PG: In my previous exhibition, Colorabis Senex – Colour the Old, I tried to abstract and minimalise as much as I could. Our palette is similar. Whereas Lawrence’s paintings are linear, more hard-edge and with perspective, I have lost that sense of perspective which I had in my previous work.
LP: Mine are much more abstracted in terms of minimalism – the more I progress in my art, the more minimal they become. If I paint the same scene over and over again, it tends to become more abstracted; this is something which I like, to simply focus on the essential.
JA: Lawrence, Conrad Thake had defined your art as being governed by light, shadow and line. I find your art to be a quest for purity, an idealisation of vernacular architecture and townscapes. In this exhibition, you have included interiors too that are similarly portrayed. Your art is peaceful and reflective, maybe reflecting your character. Is this so?
LP: I am a very nervous and impatient person, but my paintings give the impression that I’m very calm, as they portray serenity and calm. My demeanour as well might give people the impression that I’m very calm. However, I experience a lot of internal pressure bubbling up. Despite this, I think there is this romantic element in the vernacular and the streetscapes. I try to capture that which is taken for granted and that we sometimes demean, such as the grilled ironwork of cellar openings in our pavements, the drainpipes, the wires in the streets.
All of these are parts of the vernacular which constitute the streetscapes of the Maltese islands; we sometimes tend to forget this.
This is the message I try to convey, that we should be happy and preserve what we have rather than destroy it through building afresh.
Both of us are perfect and imperfect, we comply to both categories- Lawrence Pavia
JA: Patrick, colour and exuberance define you character-wise. However, I feel that you have ‘minimilised’ certain aspects of the exuberance by eliminating features in your landscapes and strongly veering towards abstraction. What caused this change?

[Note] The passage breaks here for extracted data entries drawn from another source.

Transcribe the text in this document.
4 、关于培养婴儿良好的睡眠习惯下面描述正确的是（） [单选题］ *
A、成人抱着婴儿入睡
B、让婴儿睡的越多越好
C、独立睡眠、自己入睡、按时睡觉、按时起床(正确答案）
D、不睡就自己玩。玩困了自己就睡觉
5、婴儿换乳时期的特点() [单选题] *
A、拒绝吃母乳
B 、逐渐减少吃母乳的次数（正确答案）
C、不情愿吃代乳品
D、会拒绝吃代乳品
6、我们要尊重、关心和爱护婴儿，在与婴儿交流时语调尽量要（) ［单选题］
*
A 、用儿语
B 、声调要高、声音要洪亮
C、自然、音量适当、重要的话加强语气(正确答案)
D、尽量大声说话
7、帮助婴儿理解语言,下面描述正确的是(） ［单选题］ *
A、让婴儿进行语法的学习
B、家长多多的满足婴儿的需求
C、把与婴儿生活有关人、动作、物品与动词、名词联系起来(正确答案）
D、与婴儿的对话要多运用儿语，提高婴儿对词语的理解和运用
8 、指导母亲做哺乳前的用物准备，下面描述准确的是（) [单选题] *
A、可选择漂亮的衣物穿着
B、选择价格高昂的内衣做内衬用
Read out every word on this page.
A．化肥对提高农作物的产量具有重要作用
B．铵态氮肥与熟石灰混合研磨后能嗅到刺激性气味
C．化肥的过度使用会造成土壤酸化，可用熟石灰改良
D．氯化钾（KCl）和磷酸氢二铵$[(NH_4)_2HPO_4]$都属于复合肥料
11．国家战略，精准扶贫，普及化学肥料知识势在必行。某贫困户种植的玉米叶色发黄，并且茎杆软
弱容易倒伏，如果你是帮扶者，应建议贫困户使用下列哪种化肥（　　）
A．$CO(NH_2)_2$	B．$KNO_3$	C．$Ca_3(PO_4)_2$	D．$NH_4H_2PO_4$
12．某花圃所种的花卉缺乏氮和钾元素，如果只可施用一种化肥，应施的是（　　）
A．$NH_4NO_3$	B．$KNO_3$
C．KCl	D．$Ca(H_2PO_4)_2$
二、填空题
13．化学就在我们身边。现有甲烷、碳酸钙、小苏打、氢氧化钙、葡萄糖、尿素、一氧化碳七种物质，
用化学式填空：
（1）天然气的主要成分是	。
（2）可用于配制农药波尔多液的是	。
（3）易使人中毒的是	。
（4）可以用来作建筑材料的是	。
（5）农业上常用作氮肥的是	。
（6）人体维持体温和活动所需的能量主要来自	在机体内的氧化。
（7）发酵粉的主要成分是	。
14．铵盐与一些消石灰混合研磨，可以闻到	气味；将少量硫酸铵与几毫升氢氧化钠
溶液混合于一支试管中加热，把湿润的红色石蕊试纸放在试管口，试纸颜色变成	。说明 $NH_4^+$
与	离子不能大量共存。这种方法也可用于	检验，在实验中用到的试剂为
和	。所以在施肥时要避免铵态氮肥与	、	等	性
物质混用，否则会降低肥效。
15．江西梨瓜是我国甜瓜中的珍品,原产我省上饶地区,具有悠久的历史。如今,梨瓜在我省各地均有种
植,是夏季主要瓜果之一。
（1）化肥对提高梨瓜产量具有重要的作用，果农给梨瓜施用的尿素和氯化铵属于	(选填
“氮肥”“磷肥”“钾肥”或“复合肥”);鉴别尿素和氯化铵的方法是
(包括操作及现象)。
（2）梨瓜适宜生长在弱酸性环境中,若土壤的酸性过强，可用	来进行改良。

PG: I still see the landscape theme even in my new abstracts. I have veered away from the figurative landscape in a move towards abstraction. I tried to avoid all sense of perspective, flattening my abstracts in a way that the viewer can find his own landscape if necessary.
Although I’ve titled them, to show where they originated from, I have to say that although I painted the particular site before but now it has totally changed into an abstract one. Although an abstract, the viewer can still put a subject to it and can still make out a landscape.
I see landscapes in other artists’ works, such as those of Victor Agius and Alfred Chircop among others, even when there might not be essentially one at face value.
JA: The choice of title, Perfect/Imperfect, can be regarded as referring to a symbiosis, to coexistence and that difference makes life interesting. Do you feel that artistic collaborations make exhibitions much more interesting as there is dialogue that invites the audience to participate through contrast and comparison?
PG: I think so. We’re not comparing and competing. Comparisons are odious. People might associate me with imperfection and Lawrence with perfection if we are to refer to the chosen title of the exhibition. It is a question of perspective.
LP: The question of who is perfect and who is imperfect is relative, in the sense that both of us are perfect and imperfect, we comply to both categories.
It doesn’t follow that because my works are composed of straight lines, it means that they fit the ‘perfect’ label. This is the dichotomy and argument that we are trying to create in this exhibition – a discussion of the differences and the commonality, if there is!
Something interesting to note is that while Patrick’s work is moving towards complete abstraction, I have also presented a number of paintings which are totally abstract, in which lines, circles and shapes feature, and which I have left untitled.
Using the same palette, there is geometry within the abstract; one can encounter these shapes in the streetscapes that we happen to pass through. We want to create internal discussions in the viewers when they encounter my abstracts and those of Patrick.